River in Sheffield, England

The Ochre Dyke is a small stream in the south eastern part of the City of Sheffield in South Yorkshire, England. It rises some 100m to the east/south east of the ruined barn known as Eckington Lees. This is at the extreme western end of Birley Wood Golf Course. Ochre Dyke flows east/south east along the southern border of the golf course and passes through Birley Wood; up to this point it is the county boundary between South Yorkshire and North East Derbyshire. During summer months the brook frequently dries up to this point. The Ochre dyke gets its name from the pollution of the water by yellow ochre (Iron Oxide) as a result of coal mining activity in the upper reaches of the valley. The area in and around Birley wood was extensively mined for coal and black-band iron ore from at least the medieval period up to the mid 20th century when Dent Main Colliery closed. Other mines along the course of the stream were Moorhole Colliery East, Moorhole Colliery North and Moorhole Colliery South.

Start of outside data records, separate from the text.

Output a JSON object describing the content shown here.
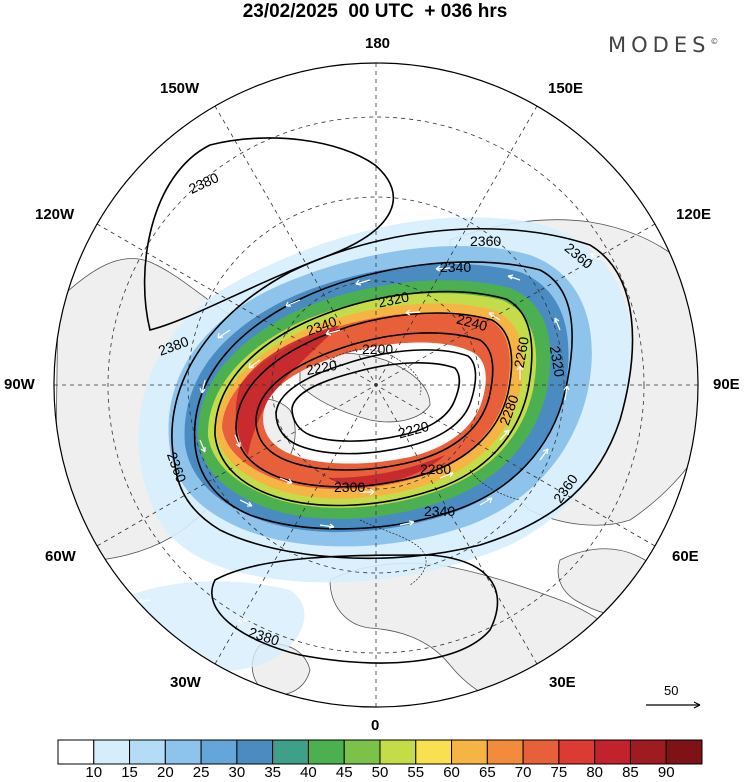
{
  "title": "23/02/2025  00 UTC  + 036 hrs",
  "brand": {
    "name": "MODES",
    "mark": "©"
  },
  "longitude_labels": {
    "top": "180",
    "top_left": "150W",
    "top_right": "150E",
    "upper_left": "120W",
    "upper_right": "120E",
    "left": "90W",
    "right": "90E",
    "lower_left": "60W",
    "lower_right": "60E",
    "bottom_left": "30W",
    "bottom_right": "30E",
    "bottom": "0"
  },
  "contour_labels": [
    "2380",
    "2380",
    "2380",
    "2360",
    "2360",
    "2360",
    "2360",
    "2340",
    "2340",
    "2340",
    "2320",
    "2320",
    "2300",
    "2280",
    "2280",
    "2260",
    "2240",
    "2220",
    "2220",
    "2200"
  ],
  "vector_reference": {
    "value": "50"
  },
  "colorbar": {
    "ticks": [
      "10",
      "15",
      "20",
      "25",
      "30",
      "35",
      "40",
      "45",
      "50",
      "55",
      "60",
      "65",
      "70",
      "75",
      "80",
      "85",
      "90"
    ],
    "colors": [
      "#ffffff",
      "#d6eefc",
      "#b3dcf7",
      "#8ec4ec",
      "#64a6da",
      "#4a8cc2",
      "#3fa08a",
      "#4cb050",
      "#7cc24a",
      "#c4dc4a",
      "#f8e050",
      "#f6b444",
      "#f28b3c",
      "#e8603a",
      "#dc3a34",
      "#c2222c",
      "#a01a22",
      "#7e1216"
    ]
  }
}
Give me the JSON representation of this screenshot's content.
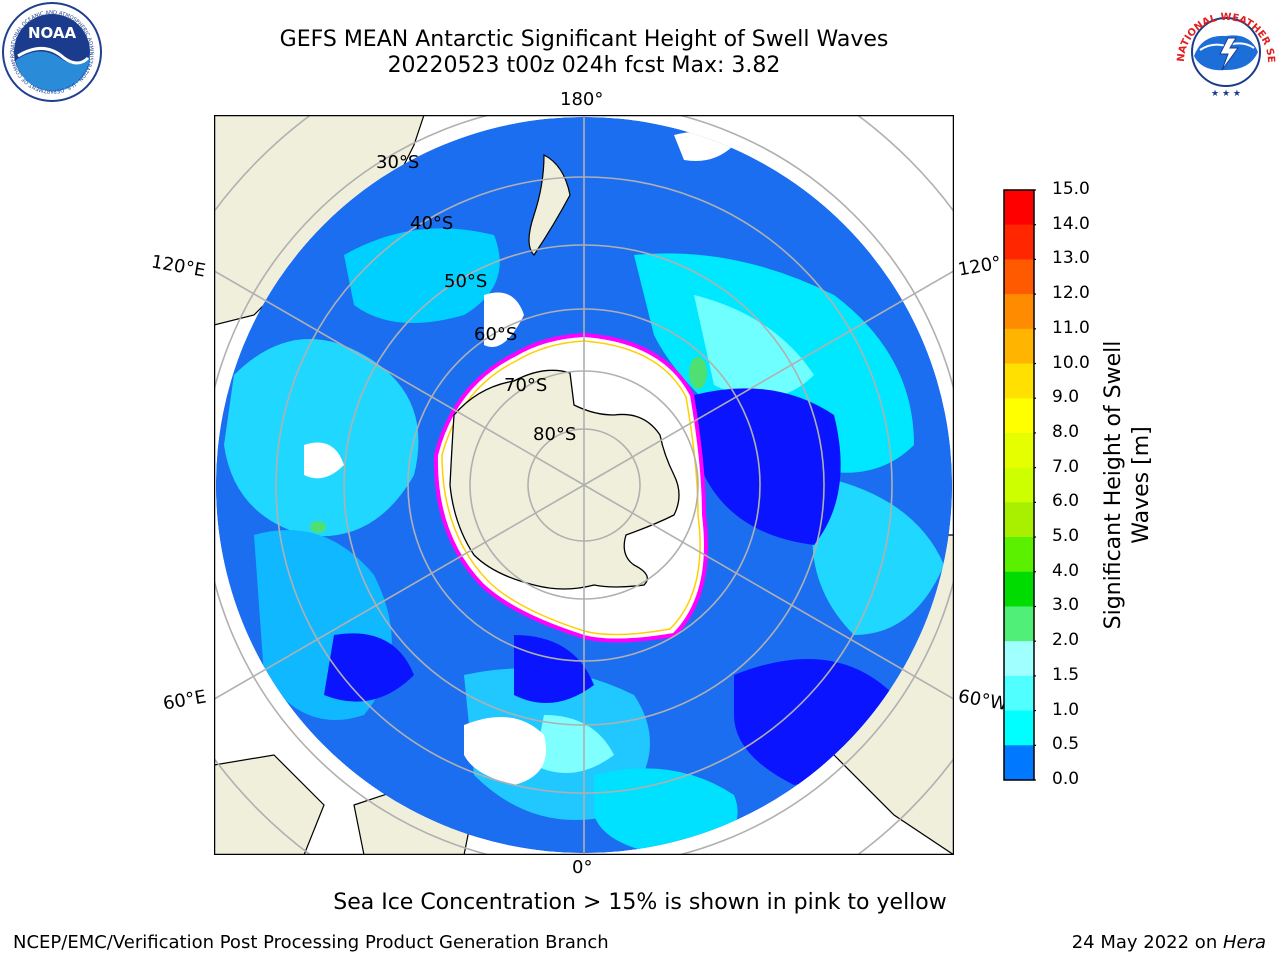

After passing Birley Moor Road, the brook flows through Owlthorpe, past the Crystal Peaks shopping centre, before heading into Beighton and passing beneath Sothall Green at its junction with the main road. The stream eventually flows into the River Rother.

The Ochre Dyke has never been used for powering Sickle grinding wheels, unlike the nearby Shire Brook which has hosted several wheels including the Nether Wheel, Carr Forge, Rainbow Forge and Cliff Wheel. The Cliff Wheel was located along the stream and was used for grinding.